I should have been nervous, maybe apprehensive, that he was here. He picked up a Stephen King book and told me his favorite serial is the “Green Mile” series. I can tell he’s a reader. Probably like a lot of other addicts, the type of personality that becomes obsessed with hobbies and new topics. The kind that becomes so passionate that they must learn it all. So talented and so sensitive. 

I’m curious how often he wants to look around inside. I wonder if he’s only here now to escape the rain. 

“How much for this one?” he asked as he held the Tom Petty book in his hands, carefully rubbing the cover. He begins flipping through the pages.

“$28.95,” I say as I go over to show him some cheaper paperbacks I have in stock. It’s presumptuous of me to think he doesn’t have the money for that book. Instead, he decides on an Ale-8 and an “Odyssey” button for his backpack. His wallet is worn black leather and is connected to his belt by a chain. He digs around until he finds a folded 20 deep in a side pocket. I wonder how long that 20 has to last him. As I ring him up and begin to make the change, he tells me about joining LinkedIn because the job market around here is so tough. 

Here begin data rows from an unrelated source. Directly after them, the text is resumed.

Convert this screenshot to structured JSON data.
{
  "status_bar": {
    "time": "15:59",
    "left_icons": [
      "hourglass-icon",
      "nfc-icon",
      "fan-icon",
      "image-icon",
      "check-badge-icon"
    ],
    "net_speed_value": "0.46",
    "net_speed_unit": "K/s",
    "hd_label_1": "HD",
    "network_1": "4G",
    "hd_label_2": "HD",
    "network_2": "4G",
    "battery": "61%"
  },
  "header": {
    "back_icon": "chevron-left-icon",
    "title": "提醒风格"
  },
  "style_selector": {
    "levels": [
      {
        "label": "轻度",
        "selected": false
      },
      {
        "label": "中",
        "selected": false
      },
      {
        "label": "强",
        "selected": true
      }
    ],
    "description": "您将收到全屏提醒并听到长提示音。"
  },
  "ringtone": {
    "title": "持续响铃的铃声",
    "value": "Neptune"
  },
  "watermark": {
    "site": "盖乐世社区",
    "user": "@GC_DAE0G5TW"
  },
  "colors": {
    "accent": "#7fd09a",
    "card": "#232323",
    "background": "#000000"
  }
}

“Already found me one that pays people to write reviews about hunting equipment,” he looks up and makes eye contact when he begins to talk about writing. 

“It’s only 400 words weekly, and you can work from home. Sounds like a dream gig to me.” I can hear the tone of his voice shift. 

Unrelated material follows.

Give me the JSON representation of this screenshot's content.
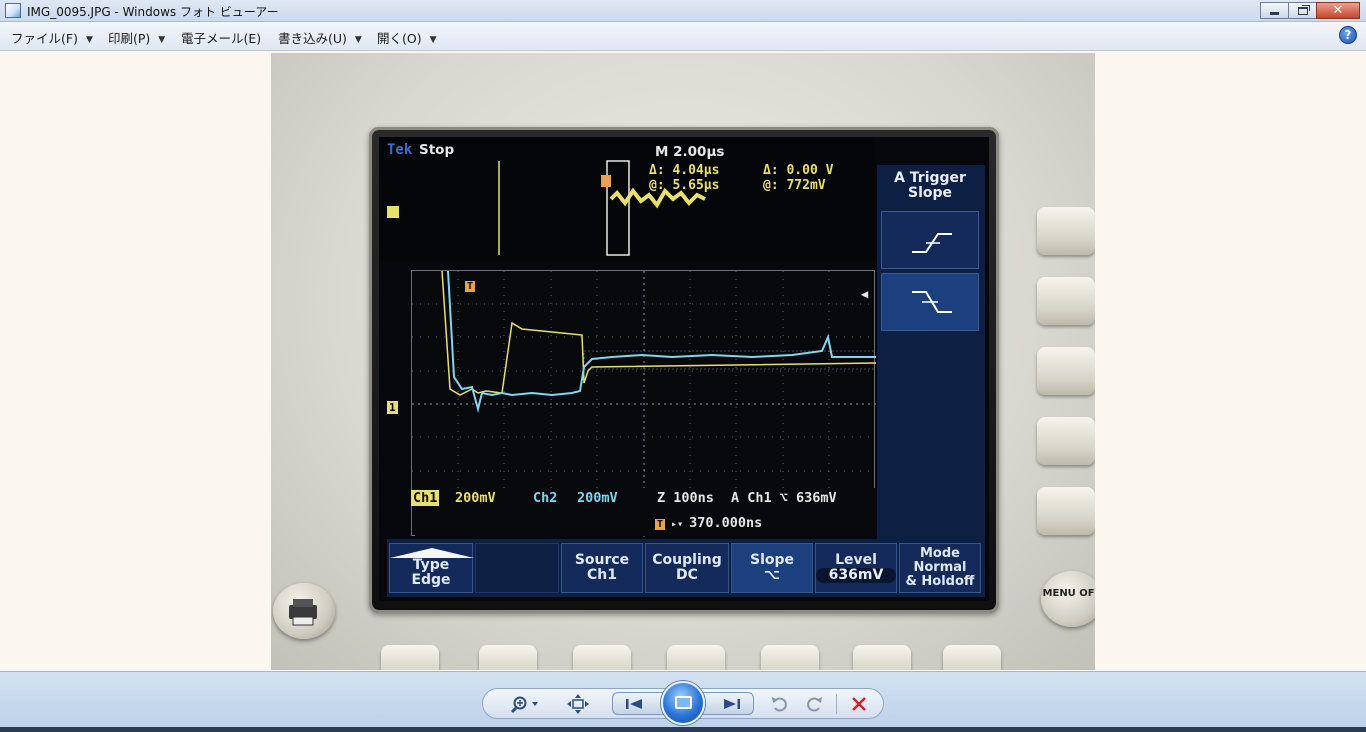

I hand over his change. He doesn’t seem to notice that I didn’t charge him any sales tax. I’ll eat the 20 cents. 

I hate that he is 44, and this could be it for him. Bouncing around from couch to couch, putting needles in his arm, and having to love everything from afar. I wish I could buy that Tom Petty book for him. I wish I could give it to him with no repercussions. As he turns to go, he says he’ll be back to support small businesses. He likes having something like this downtown. I wish there were a way I could do something to help him. But out the door and up the street, it’s pouring the rain, something I seem more concerned about than him. I’d like to know if he’s read “The Odyssey.”

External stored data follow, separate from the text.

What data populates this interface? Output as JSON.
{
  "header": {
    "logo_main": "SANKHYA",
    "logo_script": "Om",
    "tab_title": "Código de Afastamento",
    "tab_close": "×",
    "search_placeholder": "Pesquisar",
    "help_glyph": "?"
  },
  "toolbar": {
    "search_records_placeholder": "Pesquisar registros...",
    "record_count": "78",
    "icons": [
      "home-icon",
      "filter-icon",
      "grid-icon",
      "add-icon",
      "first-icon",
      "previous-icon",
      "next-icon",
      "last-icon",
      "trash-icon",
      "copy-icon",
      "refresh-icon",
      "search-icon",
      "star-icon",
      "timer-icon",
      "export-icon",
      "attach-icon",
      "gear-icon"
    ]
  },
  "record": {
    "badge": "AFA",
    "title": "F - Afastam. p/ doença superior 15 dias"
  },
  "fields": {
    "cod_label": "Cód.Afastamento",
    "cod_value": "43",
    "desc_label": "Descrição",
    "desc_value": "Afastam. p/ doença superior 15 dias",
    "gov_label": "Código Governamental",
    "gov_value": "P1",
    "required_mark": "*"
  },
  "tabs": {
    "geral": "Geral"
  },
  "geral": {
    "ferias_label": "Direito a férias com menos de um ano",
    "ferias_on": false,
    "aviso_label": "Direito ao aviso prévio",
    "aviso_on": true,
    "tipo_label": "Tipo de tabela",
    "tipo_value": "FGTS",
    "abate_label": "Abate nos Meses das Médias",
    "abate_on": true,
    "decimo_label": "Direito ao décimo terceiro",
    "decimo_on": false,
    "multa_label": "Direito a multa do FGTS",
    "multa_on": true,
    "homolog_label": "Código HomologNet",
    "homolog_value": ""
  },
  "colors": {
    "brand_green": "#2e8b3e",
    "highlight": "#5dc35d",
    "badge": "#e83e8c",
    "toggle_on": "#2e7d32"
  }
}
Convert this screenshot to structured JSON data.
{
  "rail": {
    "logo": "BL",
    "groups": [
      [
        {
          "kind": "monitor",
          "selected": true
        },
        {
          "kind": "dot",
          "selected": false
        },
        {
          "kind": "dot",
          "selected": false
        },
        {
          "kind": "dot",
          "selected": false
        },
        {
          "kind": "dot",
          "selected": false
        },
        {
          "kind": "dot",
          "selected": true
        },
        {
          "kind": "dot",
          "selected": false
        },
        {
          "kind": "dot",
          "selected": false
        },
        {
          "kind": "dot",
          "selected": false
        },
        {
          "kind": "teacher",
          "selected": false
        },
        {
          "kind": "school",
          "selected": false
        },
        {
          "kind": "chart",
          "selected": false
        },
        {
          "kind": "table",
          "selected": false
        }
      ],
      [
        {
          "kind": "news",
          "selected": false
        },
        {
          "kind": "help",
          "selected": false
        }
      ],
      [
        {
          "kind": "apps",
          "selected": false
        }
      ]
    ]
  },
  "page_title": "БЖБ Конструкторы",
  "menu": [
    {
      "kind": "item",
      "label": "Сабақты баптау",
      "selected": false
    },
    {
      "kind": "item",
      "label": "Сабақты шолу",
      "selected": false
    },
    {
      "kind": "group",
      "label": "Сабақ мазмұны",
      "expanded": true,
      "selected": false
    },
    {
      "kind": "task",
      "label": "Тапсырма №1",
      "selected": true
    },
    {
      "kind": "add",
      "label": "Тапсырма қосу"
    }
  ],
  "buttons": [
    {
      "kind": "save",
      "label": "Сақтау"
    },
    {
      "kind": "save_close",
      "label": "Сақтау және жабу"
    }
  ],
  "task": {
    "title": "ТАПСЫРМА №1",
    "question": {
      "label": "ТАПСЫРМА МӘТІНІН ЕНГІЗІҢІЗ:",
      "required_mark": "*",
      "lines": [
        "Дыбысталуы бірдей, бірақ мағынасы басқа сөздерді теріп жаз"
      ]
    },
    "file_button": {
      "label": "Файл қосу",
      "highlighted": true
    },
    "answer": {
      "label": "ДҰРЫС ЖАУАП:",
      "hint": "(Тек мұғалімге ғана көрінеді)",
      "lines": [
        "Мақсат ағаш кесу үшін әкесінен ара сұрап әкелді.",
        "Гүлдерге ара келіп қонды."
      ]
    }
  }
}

Thirty years later, we are still learning how to navigate this epidemic. Gone are the old adages of tough love and hitting bottom. Now we approach this disease with community — with meeting people where they are. That’s why it’s important for me to live my recovery out loud. To give hope and instill empathy in those who are tempted to give up the fight. In the words of bell hooks, “rarely if ever, are any of us healed in isolation.”